The Congressional Budget Office’s long-awaited report on the budgetary impact of immigration reform is finally out – and the numbers look good for reform. CBO projects that the bill being considered on the Senate floor would lower deficits, ease future budget pressures, and boost economic growth.

The report, written by Congress’s non-partisan scorekeeper, is the clearest answer to one of the most difficult questions about reform: how much will it cost?

Immigration Reform Would Reduce Deficits By Almost $200 Billion In Next Decade, And $700 Billion In The Decade After

Over the next decade, CBO estimates that immigration reform will generate $460 billion in additional tax receipts, offsetting $260 billion in higher spending mostly from an increase in refundable tax credits, like the Earned Income Tax Credit, and health programs.

But the 8 million currently undocumented immigrants that CBO projects won’t be eligible for key federal benefits until the decade following 2023. Though added spending because of reform is higher in that decade, additional revenues are even higher. CBO projects that the bill will reduce deficits by $700 billion from 2024-2033. 

CBO’s projection that immigration reform will reduce the deficit is a powerful case against cost-driven objections to reform. It also calls into question the need for proposed amendments to the Senate bill that would limit federal benefits for currently undocumented immigrants, jeopardizing legalization for some and risking hardship for others. If, as written, the Senate bill already reduces the deficit, then why include provisions that would lower immigrant-driven spending but are potentially harmful?

Long-Term Budget Pressures Can Be Addressed By Immigration Reform

The CBO projects that increased spending on Social Security and Medicare from immigration reform will total no more than $70 billion between 2024 and 2033. Meanwhile, tax revenues will go up by $1.5 trillion during that decade.

Immigration reform would increase the solvency of Medicare and Social Security mainly as a result of the age distribution of immigrants in the U.S.: more young immigrants paying into Medicare and Social Security increases the number of contributing workers per retiree drawing benefits. Older immigrants coming in to the system closer to retirement will by and large be ineligible to receive payments as they will not have been in the U.S. workforce long enough to meet the programs’ eligibility requirements.
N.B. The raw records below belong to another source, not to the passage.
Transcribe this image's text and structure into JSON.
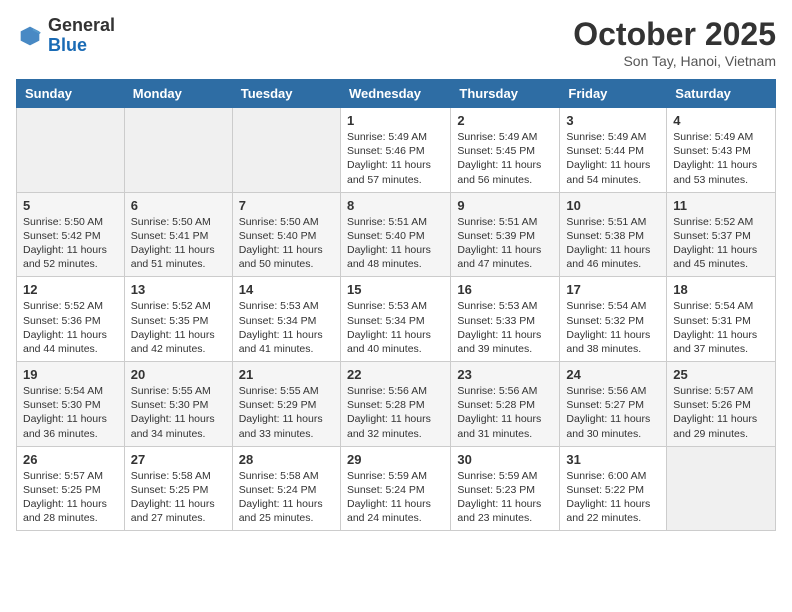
{
  "logo": {
    "general": "General",
    "blue": "Blue"
  },
  "title": "October 2025",
  "location": "Son Tay, Hanoi, Vietnam",
  "days_of_week": [
    "Sunday",
    "Monday",
    "Tuesday",
    "Wednesday",
    "Thursday",
    "Friday",
    "Saturday"
  ],
  "weeks": [
    [
      {
        "day": "",
        "info": ""
      },
      {
        "day": "",
        "info": ""
      },
      {
        "day": "",
        "info": ""
      },
      {
        "day": "1",
        "info": "Sunrise: 5:49 AM\nSunset: 5:46 PM\nDaylight: 11 hours and 57 minutes."
      },
      {
        "day": "2",
        "info": "Sunrise: 5:49 AM\nSunset: 5:45 PM\nDaylight: 11 hours and 56 minutes."
      },
      {
        "day": "3",
        "info": "Sunrise: 5:49 AM\nSunset: 5:44 PM\nDaylight: 11 hours and 54 minutes."
      },
      {
        "day": "4",
        "info": "Sunrise: 5:49 AM\nSunset: 5:43 PM\nDaylight: 11 hours and 53 minutes."
      }
    ],
    [
      {
        "day": "5",
        "info": "Sunrise: 5:50 AM\nSunset: 5:42 PM\nDaylight: 11 hours and 52 minutes."
      },
      {
        "day": "6",
        "info": "Sunrise: 5:50 AM\nSunset: 5:41 PM\nDaylight: 11 hours and 51 minutes."
      },
      {
        "day": "7",
        "info": "Sunrise: 5:50 AM\nSunset: 5:40 PM\nDaylight: 11 hours and 50 minutes."
      },
      {
        "day": "8",
        "info": "Sunrise: 5:51 AM\nSunset: 5:40 PM\nDaylight: 11 hours and 48 minutes."
      },
      {
        "day": "9",
        "info": "Sunrise: 5:51 AM\nSunset: 5:39 PM\nDaylight: 11 hours and 47 minutes."
      },
      {
        "day": "10",
        "info": "Sunrise: 5:51 AM\nSunset: 5:38 PM\nDaylight: 11 hours and 46 minutes."
      },
      {
        "day": "11",
        "info": "Sunrise: 5:52 AM\nSunset: 5:37 PM\nDaylight: 11 hours and 45 minutes."
      }
    ],
    [
      {
        "day": "12",
        "info": "Sunrise: 5:52 AM\nSunset: 5:36 PM\nDaylight: 11 hours and 44 minutes."
      },
      {
        "day": "13",
        "info": "Sunrise: 5:52 AM\nSunset: 5:35 PM\nDaylight: 11 hours and 42 minutes."
      },
      {
        "day": "14",
        "info": "Sunrise: 5:53 AM\nSunset: 5:34 PM\nDaylight: 11 hours and 41 minutes."
      },
      {
        "day": "15",
        "info": "Sunrise: 5:53 AM\nSunset: 5:34 PM\nDaylight: 11 hours and 40 minutes."
      },
      {
        "day": "16",
        "info": "Sunrise: 5:53 AM\nSunset: 5:33 PM\nDaylight: 11 hours and 39 minutes."
      },
      {
        "day": "17",
        "info": "Sunrise: 5:54 AM\nSunset: 5:32 PM\nDaylight: 11 hours and 38 minutes."
      },
      {
        "day": "18",
        "info": "Sunrise: 5:54 AM\nSunset: 5:31 PM\nDaylight: 11 hours and 37 minutes."
      }
    ],
    [
      {
        "day": "19",
        "info": "Sunrise: 5:54 AM\nSunset: 5:30 PM\nDaylight: 11 hours and 36 minutes."
      },
      {
        "day": "20",
        "info": "Sunrise: 5:55 AM\nSunset: 5:30 PM\nDaylight: 11 hours and 34 minutes."
      },
      {
        "day": "21",
        "info": "Sunrise: 5:55 AM\nSunset: 5:29 PM\nDaylight: 11 hours and 33 minutes."
      },
      {
        "day": "22",
        "info": "Sunrise: 5:56 AM\nSunset: 5:28 PM\nDaylight: 11 hours and 32 minutes."
      },
      {
        "day": "23",
        "info": "Sunrise: 5:56 AM\nSunset: 5:28 PM\nDaylight: 11 hours and 31 minutes."
      },
      {
        "day": "24",
        "info": "Sunrise: 5:56 AM\nSunset: 5:27 PM\nDaylight: 11 hours and 30 minutes."
      },
      {
        "day": "25",
        "info": "Sunrise: 5:57 AM\nSunset: 5:26 PM\nDaylight: 11 hours and 29 minutes."
      }
    ],
    [
      {
        "day": "26",
        "info": "Sunrise: 5:57 AM\nSunset: 5:25 PM\nDaylight: 11 hours and 28 minutes."
      },
      {
        "day": "27",
        "info": "Sunrise: 5:58 AM\nSunset: 5:25 PM\nDaylight: 11 hours and 27 minutes."
      },
      {
        "day": "28",
        "info": "Sunrise: 5:58 AM\nSunset: 5:24 PM\nDaylight: 11 hours and 25 minutes."
      },
      {
        "day": "29",
        "info": "Sunrise: 5:59 AM\nSunset: 5:24 PM\nDaylight: 11 hours and 24 minutes."
      },
      {
        "day": "30",
        "info": "Sunrise: 5:59 AM\nSunset: 5:23 PM\nDaylight: 11 hours and 23 minutes."
      },
      {
        "day": "31",
        "info": "Sunrise: 6:00 AM\nSunset: 5:22 PM\nDaylight: 11 hours and 22 minutes."
      },
      {
        "day": "",
        "info": ""
      }
    ]
  ]
}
CBO is not the only government scorekeeper endorsing immigration reform as a way of increasing the solvency of our retiree entitlement programs. The Chief Actuary of the Social Security Administration has projected that immigration reform would add $275 billion in Social Security taxes over the next decade, and contribute positively to solvency in the long-term.

Immigration Reform Would Boost G.D.P By 3.3% In 2023 And 5.4% in 2033

The CBO projects that immigration reform would grow the economy by raising productivity, boosting investment, and increasing the size of the force.

The broad economic effects of immigration are substantial, and well-known. More workers means, simply, more output. Immigration reform is also a vehicle for upgrading the skills of these workers – legal status would allow currently undocumented workers to invest in education and training, and allowing more high-skilled immigrants into the U.S. would boost the broader quality of our workforce. CBO’s economic growth projections reflect the importance of these effects.